We are coming to the end of the questions on self-editing which you all asked, and which Renni Browne has so graciously answered. Renni is of course the co-author of the famous book “Self-Editing for Fiction Writers” and is an extremely well-known freelance editor.
Here is the last question I have on my list:
Pam Halter wrote:
I’ve read a lot about cutting when editing. How do you know when you should add?
Renni answered: Lord, I think this is a gut feeling. Listen to your instincts when you read over a scene or chapter, an exchange of dialogue, whatever. Does it feel to you that something’s missing/lacking? But let’s go a little deeper. That may be exactly the way you want the reader to feel after reading the scene, which gets us to the question many writers fail to ask themselves: How do I want this scene to affect the reader? Many writers put all this great energy into working on a scene and no energy whatsoever into how the scene is going to work on the reader.

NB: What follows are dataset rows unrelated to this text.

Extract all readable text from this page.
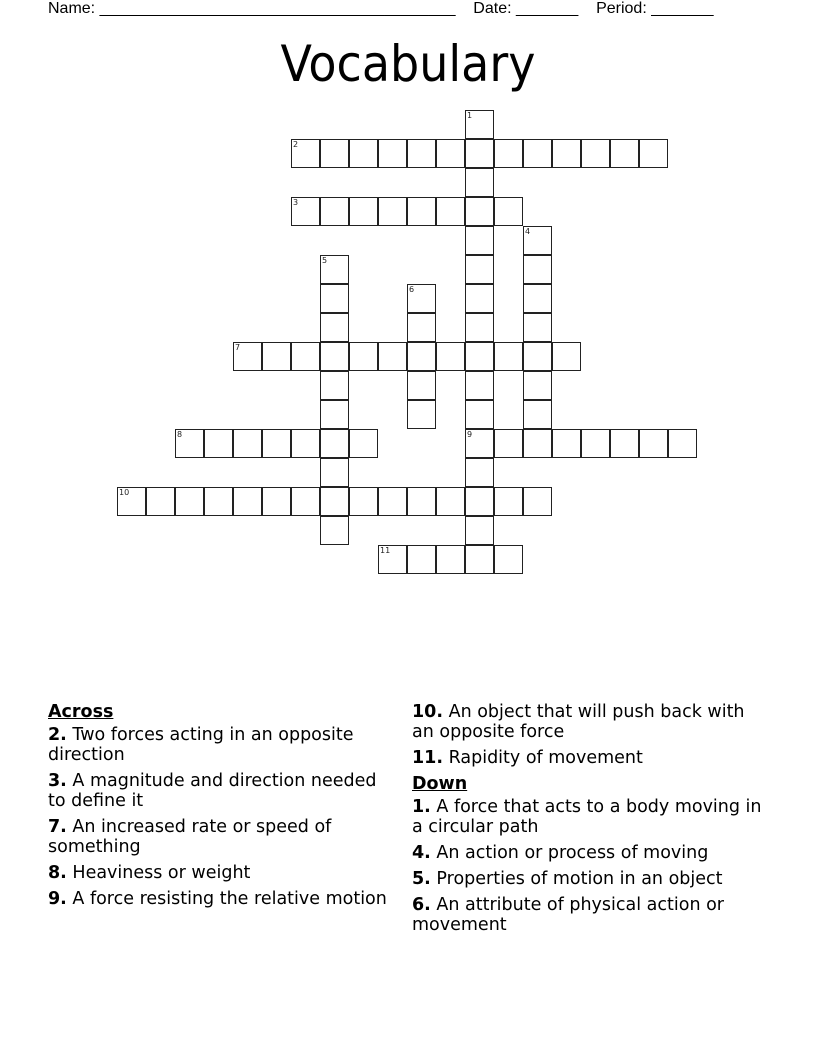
Name: ________________________________________ Date: _______ Period: _______
Vocabulary
1
9
2
3
4
5
6
7
8
10
11
Across
2. Two forces acting in an opposite direction
3. A magnitude and direction needed to define it
7. An increased rate or speed of something
8. Heaviness or weight
9. A force resisting the relative motion
10. An object that will push back with an opposite force
11. Rapidity of movement
Down
1. A force that acts to a body moving in a circular path
4. An action or process of moving
5. Properties of motion in an object
6. An attribute of physical action or movement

If you want the reader to be, say, convinced that a wife is a lot smarter than her husband, reading over the scene in which we meet the couple with that in mind will let you know if you need to add anything to help the reader make such a deduction.
Randy sez: When I’m editing, I add text under the following conditions:
1) The scene does not have a Goal, a Conflict, and a Disaster (if it’s a Scene) or it does not have a Reaction, Dilemma, and Decision (if it’s a Sequel). (To see a discussion of Scenes and Sequels, see my article on Writing the Perfect Scene.)
2) Parts of the scene are unclear and can be clarified by adding text.
3) The pacing is too fast to support the action and needs more text to slow it down.
4) I can’t tell who’s talking.
5) The scene is not delivering a Powerful Emotional Experience because I am giving short shrift to the emotive aspects.
6) The scene lacks visual elements (or other sensory elements).
OK, any other questions on self-editing? We’ve been on this for a couple of weeks, so it’s about time to move on, but I’ll entertain questions from the floor for one more day.
Mary E. DeMuth says
I’m doing this right now, adding flesh to some of my scenes. The hardest thing for me right now is to make each chapter count. Does that make sense? I have a few chapters that just don’t push the story forward, but they provide necessary information for the plot to work. I am wrestling through them, trying to add page-turning conflict. It’s not easy, this fiction thing.
I am doing something similar: I had a minor case of writer’s block: basically I thought I was going through it all too fast and so I stopped for about a week. I started rereading my work and found that I could easily edit it and get back into the mood for it. You have already said that you shouldn’t edit much while you are actually writing it, but what about cutting and adding? I guess that when I start doing that, I can’t help but polish things a little, since I’m doing a sort of editing anyway.
Pam Halter says
So, adding to a scene can slow it down. And short scenes can make the reader feel an urgency. I see that.
I think when we come to the end of a manuscript, the tendency is to rush through it because we just want to be done. HA! That happened to me in my second middle grade story. It was longer than my previous attempt, and I was so excited, I ended it. My writing partner said I had to add something because she could tell I was in a hurry to finish.
Thanks, Renni and Randy. Good stuff.
Christophe Desmecht says
I’m currently giving NaNoWriMo a try. This is really going against my usual way of writing, where I don’t start on the next chapter until the last one is as good as I can get it.
I can see now that waiting to self-edit until later is a good thing for a couple of reasons, but I keep having this nagging gut feeling that if I don’t fix things right now, then I’ll end up not doing a good job later. I do leave little annotations as a reminder, but I still can’t shake that feeling. Am I being overly paranoid and/or is there a better way to handle this?
I second Christophe’s comment.
bonne friesen says
Good for you doing Nanwrimo, Christophe! I’m on targe for my word count and learning a lot while doing it.
Randy and Renni: Maybe this is too broad a question, but how many POV’s can you get away with in a YA novel?
My main character is separated from her best friend and we need to see what’s going on with her before they are reunited.
Also, does the WHOLE scene or sequel need to be one POV?
I’m reading Dwight Swain and everything and I still am having a hard time wrapping my brain around it. In an important scene, there are many obstacles between the character and the goal. For a complex obstacle, it seems like sometimes I need someone else’s POV on it…help!
Thanks for your generous assistance
ML Eqatin says
I’ve decided to add another POV for just one chapter. I came to that conclusion when I started looking at the whole from my reader’s perspective. I’m using three POVs, pretty much evenly balanced, each of which moves the story along in turn from a unique perspective that the others could not. But for this one chapter, a very revealing moment which set up the final plot crisis, the P.E.E. was much more powerful if I let the reader see inside this character’s head. And it took a lot less words than trying to show what went on through one of my 3 main characters.
YA is tough. Much harder than adult writing, at least for me. I picture my 14-year-old reader with my book in one hand, and a wii lying on the desk next to him, and I have to keep asking myself: will this scene keep him turning the page instead of picking up the electronic toy?